Unions oppose plans to freeze public salaries, slash the salary supplements many Greeks get on top of their base pay, and replace only one in five people leaving the civil service.

Greece is suffering from a budget deficit that is four times the European Union limit.

Al Jazeera's Barnaby Phillips, reporting from Athens, said there was a difference of opinion in Greece over who is responsible for the crisis.

"Many of the workers going on strike today will tell you that their salaries are very, very small, that they can't afford further cuts and that they are not the ones who got Greece into this mess.

"The government's analysis is different. It says that the public sector in Greece is bloated, inefficient ... that it is dragging this country down and drastic measures need to be taken."

EU concerns

The European Commission has voiced concern that Greece's fiscal crisis could affect other parts of the 16-nation eurozone and EU leaders were due to discuss the issue during a summit in Brussels on Thursday.

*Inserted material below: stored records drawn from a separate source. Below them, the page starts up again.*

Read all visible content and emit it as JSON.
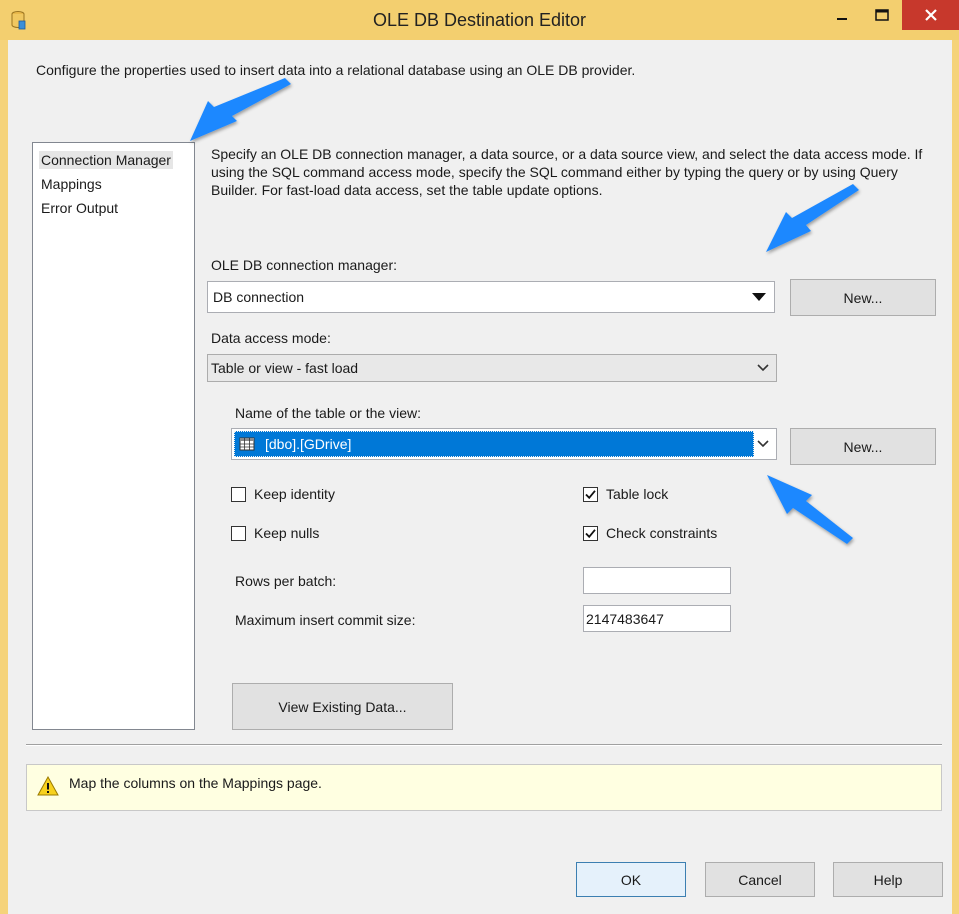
{
  "window": {
    "title": "OLE DB Destination Editor"
  },
  "description": "Configure the properties used to insert data into a relational database using an OLE DB provider.",
  "nav": {
    "items": [
      {
        "label": "Connection Manager",
        "selected": true
      },
      {
        "label": "Mappings",
        "selected": false
      },
      {
        "label": "Error Output",
        "selected": false
      }
    ]
  },
  "main": {
    "instructions": "Specify an OLE DB connection manager, a data source, or a data source view, and select the data access mode. If using the SQL command access mode, specify the SQL command either by typing the query or by using Query Builder. For fast-load data access, set the table update options.",
    "connection_manager_label": "OLE DB connection manager:",
    "connection_manager_value": "DB connection",
    "new_button_label": "New...",
    "access_mode_label": "Data access mode:",
    "access_mode_value": "Table or view - fast load",
    "table_name_label": "Name of the table or the view:",
    "table_name_value": "[dbo].[GDrive]",
    "new_table_button_label": "New...",
    "options": {
      "keep_identity": {
        "label": "Keep identity",
        "checked": false
      },
      "keep_nulls": {
        "label": "Keep nulls",
        "checked": false
      },
      "table_lock": {
        "label": "Table lock",
        "checked": true
      },
      "check_constraints": {
        "label": "Check constraints",
        "checked": true
      }
    },
    "rows_per_batch_label": "Rows per batch:",
    "rows_per_batch_value": "",
    "max_commit_label": "Maximum insert commit size:",
    "max_commit_value": "2147483647",
    "view_data_button_label": "View Existing Data..."
  },
  "message": {
    "icon": "warning-icon",
    "text": "Map the columns on the Mappings page."
  },
  "footer": {
    "ok_label": "OK",
    "cancel_label": "Cancel",
    "help_label": "Help"
  },
  "colors": {
    "titlebar": "#f3cf6f",
    "close_button": "#c7382c",
    "selection": "#0078d7",
    "annotation_arrow": "#1e88ff",
    "message_background": "#ffffe1"
  }
}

"The IMF ... hasn't had to step into the eurozone itself. If it did, that would be a significant humiliation for Greece and for Europe."

Barnaby Phillips,

Al Jazeera correspondent

European governments have agreed in principle to support Greece and are considering various options, including bilateral aid, a senior German coalition source said on Tuesday.

Our correspondent said that if the EU decided not to help Greece, the other option would be the International Monetary Fund.

"The IMF has helped other eastern European countries like Latvia and Hungary over the last year but it hasn't had to step into the eurozone itself. If it did, that would be a significant humiliation for Greece and for Europe," he said.

A report in the Financial Times Deutschland on Wednesday suggested that Germany was preparing an aid plan for Greece.

The newspaper said Wolfgang Schaeuble, the German finance minister, was working on both a bilateral basis and at the European level on putting together a package to help Athens.

German 'self-interest'

An unnamed government official quoted by the Financial Times said it was more self-interest than altruism that was driving Berlin.

"We are thinking about what we should do if the crisis spills from Greece into other euro countries," the official was quoted as saying.

"So it's more about finding firewalls, containing the problem, than principally about helping the Greeks."

Concerns over the Greek debt and other weak European economies made the euro reach its eight-month low against the US dollar last week.

It is believed that other eurozone nations may prefer to help Athens rather than have it go to International Monetary Fund, which could further shatter confidence in the euro.